The meaning we attribute to a situation – Decide what meaning you want to attribute to a situation. Is it the end of your career or the beginning of a new challenge? Is it the end of a relationship or a chance to focus on yourself? If you think something is ‘the beginning’ you’ll have a completely different mindset and set of emotions and you’ll act differently than if you look at something as ‘the end’.

The habitual words we’ve all developed over time and attach to our experiences become our experience. If you constantly say, ‘I’m tired’, ‘I’m pissed off’, ‘I’m bored’, ‘I’m in pain’, then that’s what happens in your reality.

Helpfully, the same principle allows us to change how we feel through our language. Changing just one word can really impact the way you feel and therefore the emotions that drive your decisions and actions.

For example…

Think how several people can all react differently in response to the same situation. Perhaps you, along with others, have just received some bad news. You might feel hurt, someone might be pissed off, another is disappointed. Everyone attributes a different word to reflect their experience and describe their emotions, even when receiving the same information. Some of the words magnify the feelings of despair or hurt or anger, while different language can help to soothe those feelings.

Take action

To identify your own thought patterns and habits of talking, take some time to create two lists. Become aware of the words you default to using about a situation when you’re mad, sad, or angry.

What are the words that put you in a lousy state? Think of the words you use when you’re stressed like “pissed off", “enraged” or “frustrated”. How do you feel in those situations? List them out.

Next, for each word in the list you’ve just written, think about different words you could use to reframe the way you feel about the same situation.
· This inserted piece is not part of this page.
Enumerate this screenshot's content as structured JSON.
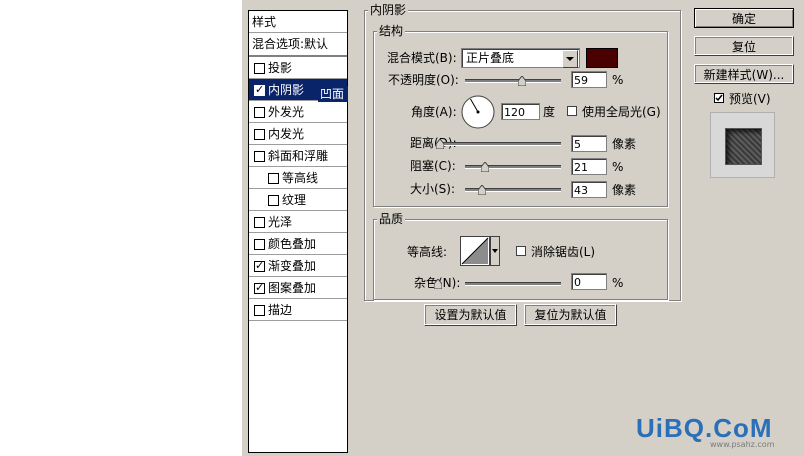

What are some alternatives you can use? Think of ones that would help you break a negative thought pattern, make you laugh, or change your state to a productive one. Instead of being “a disaster” it could simply be “inconvenient” or “fascinating”.

This works best if you can find other words that are silly, funny or unexpected that will act as a pattern interrupt and shock you out of your negative frame of mind.

As with anything, it will take conscious effort and practice to remember to reframe negative thoughts in the heat of the moment, but new habits will replace old over time. It will become easier to catch yourself before you spiral into negativity and then become second nature to react more positively when faced with challenges. You’ll notice a real shift in your mood, how you feel within yourself and the positive results you see in your life.